Diplosoma listerianum (Milne-Edwards, 1841)
Nederlandse naam:
Geleikorstzakpijp
Beschrijving:
Nogal wat zakpijpsoorten die we nu in ons gebied vinden, kwamen daar vroeger niet voor. Ze zijn ofwel door natuurlijke oorzaken, ofwel door toedoen van de mens ingevoerd. Zo kunnen larven meekomen met ballastwater in schepen, volwassen dieren als aangroeisel op de huid van schepen, of bijvoorbeeld als niet bedoeld bestanddeel van een lading oesters.
Deze soort werd in de zeventiger jaren voor het eerst in Nederland aangetroffen. Hij vormt een dunne overtrek over allerlei ondergrond. De individuen zijn ongeveer 2 mm lang. De kleur is grijs tot geelgrijs. De plakkaten kunnen een doorsnede bereiken van zo'n 15 cm. Het uiterlijk is, zoals de Nederlandse naam zegt, gelatineus en doorzichtig. Als je goed kijkt, zie je allemaal zwarte puntjes in die geleimassa zitten: dat zijn de aparte individuen. Daarnaast zijn de veel grotere gemeenschappelijke uitstroomopeningen duidelijk te herkennen.
Voedsel:
Kleine planktondeeltjes worden naar binnen gezogen door de waterstroom die de dieren zelf opwekken. De onverteerbare resten worden door de gezamenlijke uitstroomopeningen weer verwijderd.
Leefgebied:
Op stenen, hout, wieren, andere zakpijpen, van de laagwaterlijn tot ca. 80 meter diepte.

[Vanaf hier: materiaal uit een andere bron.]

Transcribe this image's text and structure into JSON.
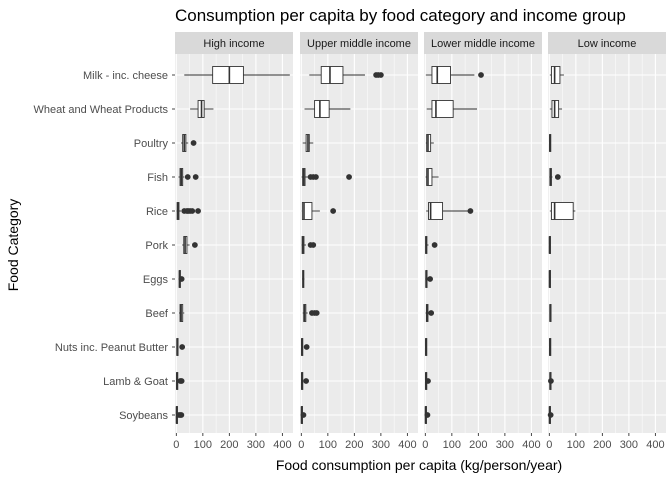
{
  "chart_data": {
    "type": "boxplot",
    "title": "Consumption per capita by food category and income group",
    "xlabel": "Food consumption per capita (kg/person/year)",
    "ylabel": "Food Category",
    "xlim": [
      -5,
      440
    ],
    "x_ticks": [
      0,
      100,
      200,
      300,
      400
    ],
    "x_tick_labels": [
      "0",
      "100",
      "200",
      "300",
      "400"
    ],
    "grid": true,
    "categories": [
      "Milk - inc. cheese",
      "Wheat and Wheat Products",
      "Poultry",
      "Fish",
      "Rice",
      "Pork",
      "Eggs",
      "Beef",
      "Nuts inc. Peanut Butter",
      "Lamb & Goat",
      "Soybeans"
    ],
    "facets": [
      {
        "name": "High income",
        "boxes": [
          {
            "category": "Milk - inc. cheese",
            "min": 30,
            "q1": 137,
            "median": 200,
            "q3": 253,
            "max": 428,
            "outliers": []
          },
          {
            "category": "Wheat and Wheat Products",
            "min": 52,
            "q1": 82,
            "median": 95,
            "q3": 105,
            "max": 140,
            "outliers": []
          },
          {
            "category": "Poultry",
            "min": 18,
            "q1": 24,
            "median": 30,
            "q3": 36,
            "max": 45,
            "outliers": [
              65
            ]
          },
          {
            "category": "Fish",
            "min": 8,
            "q1": 14,
            "median": 19,
            "q3": 24,
            "max": 30,
            "outliers": [
              43,
              73
            ]
          },
          {
            "category": "Rice",
            "min": 1,
            "q1": 3,
            "median": 6,
            "q3": 10,
            "max": 18,
            "outliers": [
              30,
              40,
              45,
              52,
              60,
              82
            ]
          },
          {
            "category": "Pork",
            "min": 22,
            "q1": 28,
            "median": 33,
            "q3": 40,
            "max": 50,
            "outliers": [
              70
            ]
          },
          {
            "category": "Eggs",
            "min": 8,
            "q1": 11,
            "median": 12,
            "q3": 14,
            "max": 18,
            "outliers": [
              20
            ]
          },
          {
            "category": "Beef",
            "min": 10,
            "q1": 14,
            "median": 18,
            "q3": 24,
            "max": 30,
            "outliers": []
          },
          {
            "category": "Nuts inc. Peanut Butter",
            "min": 1,
            "q1": 2,
            "median": 3,
            "q3": 5,
            "max": 8,
            "outliers": [
              22
            ]
          },
          {
            "category": "Lamb & Goat",
            "min": 0,
            "q1": 1,
            "median": 2,
            "q3": 4,
            "max": 8,
            "outliers": [
              15,
              20
            ]
          },
          {
            "category": "Soybeans",
            "min": 0,
            "q1": 0,
            "median": 1,
            "q3": 2,
            "max": 4,
            "outliers": [
              10,
              15,
              19
            ]
          }
        ]
      },
      {
        "name": "Upper middle income",
        "boxes": [
          {
            "category": "Milk - inc. cheese",
            "min": 30,
            "q1": 75,
            "median": 108,
            "q3": 157,
            "max": 240,
            "outliers": [
              282,
              290,
              300
            ]
          },
          {
            "category": "Wheat and Wheat Products",
            "min": 12,
            "q1": 50,
            "median": 70,
            "q3": 105,
            "max": 185,
            "outliers": []
          },
          {
            "category": "Poultry",
            "min": 5,
            "q1": 18,
            "median": 25,
            "q3": 30,
            "max": 45,
            "outliers": []
          },
          {
            "category": "Fish",
            "min": 1,
            "q1": 5,
            "median": 9,
            "q3": 14,
            "max": 25,
            "outliers": [
              35,
              45,
              55,
              180
            ]
          },
          {
            "category": "Rice",
            "min": 2,
            "q1": 4,
            "median": 10,
            "q3": 40,
            "max": 70,
            "outliers": [
              120
            ]
          },
          {
            "category": "Pork",
            "min": 1,
            "q1": 3,
            "median": 6,
            "q3": 10,
            "max": 18,
            "outliers": [
              35,
              45
            ]
          },
          {
            "category": "Eggs",
            "min": 3,
            "q1": 5,
            "median": 7,
            "q3": 9,
            "max": 12,
            "outliers": []
          },
          {
            "category": "Beef",
            "min": 5,
            "q1": 9,
            "median": 12,
            "q3": 17,
            "max": 24,
            "outliers": [
              40,
              50,
              58
            ]
          },
          {
            "category": "Nuts inc. Peanut Butter",
            "min": 0,
            "q1": 1,
            "median": 2,
            "q3": 3,
            "max": 5,
            "outliers": [
              20
            ]
          },
          {
            "category": "Lamb & Goat",
            "min": 0,
            "q1": 1,
            "median": 2,
            "q3": 3,
            "max": 5,
            "outliers": [
              18
            ]
          },
          {
            "category": "Soybeans",
            "min": 0,
            "q1": 0,
            "median": 1,
            "q3": 2,
            "max": 3,
            "outliers": [
              8
            ]
          }
        ]
      },
      {
        "name": "Lower middle income",
        "boxes": [
          {
            "category": "Milk - inc. cheese",
            "min": 2,
            "q1": 25,
            "median": 45,
            "q3": 95,
            "max": 185,
            "outliers": [
              210
            ]
          },
          {
            "category": "Wheat and Wheat Products",
            "min": 5,
            "q1": 25,
            "median": 40,
            "q3": 105,
            "max": 195,
            "outliers": []
          },
          {
            "category": "Poultry",
            "min": 2,
            "q1": 5,
            "median": 10,
            "q3": 20,
            "max": 32,
            "outliers": []
          },
          {
            "category": "Fish",
            "min": 1,
            "q1": 5,
            "median": 10,
            "q3": 25,
            "max": 50,
            "outliers": []
          },
          {
            "category": "Rice",
            "min": 3,
            "q1": 12,
            "median": 20,
            "q3": 65,
            "max": 165,
            "outliers": [
              170
            ]
          },
          {
            "category": "Pork",
            "min": 0,
            "q1": 1,
            "median": 3,
            "q3": 6,
            "max": 12,
            "outliers": [
              35
            ]
          },
          {
            "category": "Eggs",
            "min": 0,
            "q1": 2,
            "median": 3,
            "q3": 5,
            "max": 10,
            "outliers": [
              18
            ]
          },
          {
            "category": "Beef",
            "min": 1,
            "q1": 4,
            "median": 6,
            "q3": 10,
            "max": 15,
            "outliers": [
              22
            ]
          },
          {
            "category": "Nuts inc. Peanut Butter",
            "min": 0,
            "q1": 1,
            "median": 2,
            "q3": 3,
            "max": 5,
            "outliers": []
          },
          {
            "category": "Lamb & Goat",
            "min": 0,
            "q1": 1,
            "median": 2,
            "q3": 3,
            "max": 5,
            "outliers": [
              10
            ]
          },
          {
            "category": "Soybeans",
            "min": 0,
            "q1": 0,
            "median": 1,
            "q3": 2,
            "max": 4,
            "outliers": [
              8
            ]
          }
        ]
      },
      {
        "name": "Low income",
        "boxes": [
          {
            "category": "Milk - inc. cheese",
            "min": 2,
            "q1": 8,
            "median": 20,
            "q3": 40,
            "max": 55,
            "outliers": []
          },
          {
            "category": "Wheat and Wheat Products",
            "min": 2,
            "q1": 10,
            "median": 20,
            "q3": 35,
            "max": 48,
            "outliers": []
          },
          {
            "category": "Poultry",
            "min": 0,
            "q1": 1,
            "median": 2,
            "q3": 3,
            "max": 5,
            "outliers": []
          },
          {
            "category": "Fish",
            "min": 0,
            "q1": 2,
            "median": 4,
            "q3": 8,
            "max": 12,
            "outliers": [
              32
            ]
          },
          {
            "category": "Rice",
            "min": 2,
            "q1": 8,
            "median": 20,
            "q3": 90,
            "max": 98,
            "outliers": []
          },
          {
            "category": "Pork",
            "min": 0,
            "q1": 0,
            "median": 1,
            "q3": 2,
            "max": 4,
            "outliers": []
          },
          {
            "category": "Eggs",
            "min": 0,
            "q1": 0,
            "median": 1,
            "q3": 2,
            "max": 3,
            "outliers": []
          },
          {
            "category": "Beef",
            "min": 1,
            "q1": 2,
            "median": 3,
            "q3": 5,
            "max": 7,
            "outliers": []
          },
          {
            "category": "Nuts inc. Peanut Butter",
            "min": 0,
            "q1": 1,
            "median": 2,
            "q3": 3,
            "max": 4,
            "outliers": []
          },
          {
            "category": "Lamb & Goat",
            "min": 1,
            "q1": 2,
            "median": 3,
            "q3": 5,
            "max": 8,
            "outliers": [
              6
            ]
          },
          {
            "category": "Soybeans",
            "min": 0,
            "q1": 0,
            "median": 1,
            "q3": 2,
            "max": 3,
            "outliers": [
              5
            ]
          }
        ]
      }
    ]
  },
  "colors": {
    "panel_background": "#ebebeb",
    "strip_background": "#d9d9d9",
    "gridline": "#ffffff",
    "box_fill": "#ffffff",
    "box_stroke": "#333333",
    "outlier": "#333333",
    "tick_mark": "#333333"
  }
}
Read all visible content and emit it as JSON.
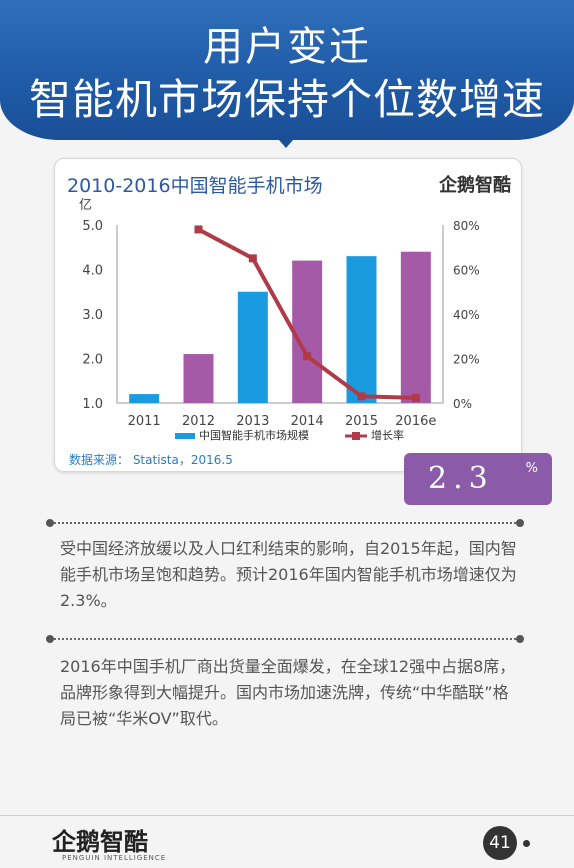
{
  "header": {
    "title_line1": "用户变迁",
    "title_line2": "智能机市场保持个位数增速"
  },
  "chart": {
    "title": "2010-2016中国智能手机市场",
    "logo": "企鹅智酷",
    "source": "数据来源： Statista，2016.5"
  },
  "chart_data": {
    "type": "bar",
    "categories": [
      "2011",
      "2012",
      "2013",
      "2014",
      "2015",
      "2016e"
    ],
    "series": [
      {
        "name": "中国智能手机市场规模",
        "type": "bar",
        "values": [
          1.2,
          2.1,
          3.5,
          4.2,
          4.3,
          4.4
        ],
        "colors": [
          "#1a9be0",
          "#a55aa8",
          "#1a9be0",
          "#a55aa8",
          "#1a9be0",
          "#a55aa8"
        ]
      },
      {
        "name": "增长率",
        "type": "line",
        "values": [
          null,
          78,
          65,
          21,
          3,
          2.3
        ],
        "color": "#b03a48"
      }
    ],
    "ylabel": "亿",
    "ylim": [
      1.0,
      5.0
    ],
    "yticks": [
      "5.0",
      "4.0",
      "3.0",
      "2.0",
      "1.0"
    ],
    "y2lim": [
      0,
      80
    ],
    "y2ticks": [
      "80%",
      "60%",
      "40%",
      "20%",
      "0%"
    ],
    "legend": "bottom"
  },
  "highlight": {
    "value": "2.3",
    "unit": "%"
  },
  "paragraphs": [
    "受中国经济放缓以及人口红利结束的影响，自2015年起，国内智能手机市场呈饱和趋势。预计2016年国内智能手机市场增速仅为2.3%。",
    "2016年中国手机厂商出货量全面爆发，在全球12强中占据8席，品牌形象得到大幅提升。国内市场加速洗牌，传统“中华酷联”格局已被“华米OV”取代。"
  ],
  "footer": {
    "logo": "企鹅智酷",
    "logo_sub": "PENGUIN INTELLIGENCE",
    "page": "41"
  }
}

In gebieden zonder getij komt hij tot aan de oppervlakte voor.
Verspreiding:
West-Europese kusten en Middellandse Zee.
Opmerking:
Er zijn enkele verwante soorten die hier sterk op lijken. Je kunt hem echter niet verwisselen met een spons, zoals met sommige van deze kolonievormende zakpijpen wel eens gebeurt. Er is namelijk geen enkele spons die zo'n transparant uiterlijk heeft.